Sample versus population

It is important to understand whether data comes from a sample of the population – and if so who that sample does and doesn’t represent – or the full population, i.e., a census. Many countries have a census of population and of housing every five or ten years, and the U.S. supplements theirs with a yearly survey called the American Community Survey (ACS). But even the census is not really a true count of every individual. Most countries impute data from nonresponsive individuals (meaning where data is missing, they estimate what the answer would have been based on group patterns), which can introduce error for groups where response rates are low or the sample is not evenly distributed across the tract. In the ACS, the people that are missing are disproportionately disadvantaged, low-income communities of colour. Look at the documentation for the data to determine who is and isn’t represented.

Categories

Data is often organized into categories before it can be analyzed. Categories chosen by others may be inappropriate to answer your research questions: the definition of groups may not be relevant, and some groups may be missing altogether (among other issues). For example, conventional definitions of race/ethnicity or gender may not work for everyone. Another example is how the census typically categorizes incomes. There is abundant detail on low-income groups (e.g., 4-5 categories below median income), but very little on high-income (e.g., a high-income category of $200,000 and above). Since categories determine what gets analyzed, there is very little research on the top 1% of income earners. Take care to examine categories and identify missing groups.

Aggregation

In the U.S. and Canada, the gold standard for analyzing communities and neighborhoods is the census tract, a geographical unit of analysis that encompasses about 30 blocks. But census tracts can actually be deceptive on a map. If we classify neighborhoods in a particular way, we risk delegitimizing our work, because what’s true for a 30-block area may not be true for one particular block. Here’s an example of a map of gentrification and displacement in the New York City metropolitan area from the Urban Displacement Project.

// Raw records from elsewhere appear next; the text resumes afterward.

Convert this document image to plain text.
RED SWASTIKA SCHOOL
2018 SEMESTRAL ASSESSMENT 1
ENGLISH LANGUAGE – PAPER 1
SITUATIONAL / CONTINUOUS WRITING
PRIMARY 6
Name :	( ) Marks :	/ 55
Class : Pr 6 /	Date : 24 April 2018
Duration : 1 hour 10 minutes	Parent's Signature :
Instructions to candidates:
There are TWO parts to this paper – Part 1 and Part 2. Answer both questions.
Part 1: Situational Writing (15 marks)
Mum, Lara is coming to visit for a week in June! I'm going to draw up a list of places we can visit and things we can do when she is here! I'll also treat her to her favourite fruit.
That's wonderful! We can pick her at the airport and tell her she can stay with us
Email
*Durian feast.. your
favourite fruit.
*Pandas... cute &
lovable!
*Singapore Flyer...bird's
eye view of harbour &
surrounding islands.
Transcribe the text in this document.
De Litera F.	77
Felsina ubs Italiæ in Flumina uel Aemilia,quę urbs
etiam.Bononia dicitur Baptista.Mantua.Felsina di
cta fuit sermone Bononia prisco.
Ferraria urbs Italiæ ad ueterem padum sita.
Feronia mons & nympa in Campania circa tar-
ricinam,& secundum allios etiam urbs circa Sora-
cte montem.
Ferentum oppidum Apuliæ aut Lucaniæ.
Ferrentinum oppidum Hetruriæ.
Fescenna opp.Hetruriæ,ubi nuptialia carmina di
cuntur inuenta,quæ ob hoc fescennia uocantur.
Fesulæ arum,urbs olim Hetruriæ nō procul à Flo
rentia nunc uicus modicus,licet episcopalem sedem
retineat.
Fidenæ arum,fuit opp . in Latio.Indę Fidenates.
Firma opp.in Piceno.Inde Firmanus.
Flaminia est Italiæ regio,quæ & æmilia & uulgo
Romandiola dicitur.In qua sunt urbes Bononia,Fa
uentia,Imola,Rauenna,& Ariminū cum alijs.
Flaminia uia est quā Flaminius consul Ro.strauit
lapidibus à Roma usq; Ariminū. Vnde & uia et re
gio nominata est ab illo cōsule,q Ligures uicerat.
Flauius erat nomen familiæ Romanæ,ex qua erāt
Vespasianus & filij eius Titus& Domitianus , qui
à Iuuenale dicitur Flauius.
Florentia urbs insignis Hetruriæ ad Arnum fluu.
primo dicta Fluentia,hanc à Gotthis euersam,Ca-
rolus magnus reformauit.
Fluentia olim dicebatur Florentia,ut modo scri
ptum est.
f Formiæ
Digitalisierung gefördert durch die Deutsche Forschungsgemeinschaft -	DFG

Despite deploying dozens of variables to depict neighbourhood change, these tract-wide designations may not represent every block. If aggregation is potentially problematic, find other approaches, like using heat maps instead.

Source: Urban Displacement Project.

Source: Gentry.io.

Boundaries

People who are familiar with particular communities may perceive its boundaries differently from the boundaries as defined in available datasets. Thus, the story from the ground may be very different from what your data says. For example, when we use different definitions of downtown we get very different results, like in this map of post-pandemic recovery for Cleveland from the Downtown Recovery Project at the School of Cities. The city might have an idea of what its downtown is, but one can also define downtown by where the jobs are or where the office and retail buildings are or where the post office says it is. The rate of recovery varies from 66% to 85% of pre-pandemic levels depending on where the boundaries are. Thus, the process of analyzing communities and establishing analytical boundaries needs to be sensitive to the local context.

Source: Gentry.io.

Legitimacy

Any data visualization should have clear credentials: the what-who-why-when-where of data literacy. Data categories and axes need labels (what), the source of data needs to be cited (who), the original purpose of the data should be clear in that citation (why), the time period needs to be defined (when), and the place and means of data collection should be transparent (how and where). But note, credentialing urban data doesn’t mean adding more decimal places. This implies a scientific precision that may not exist in the small samples that constitute most urban datasets. So, explain your work!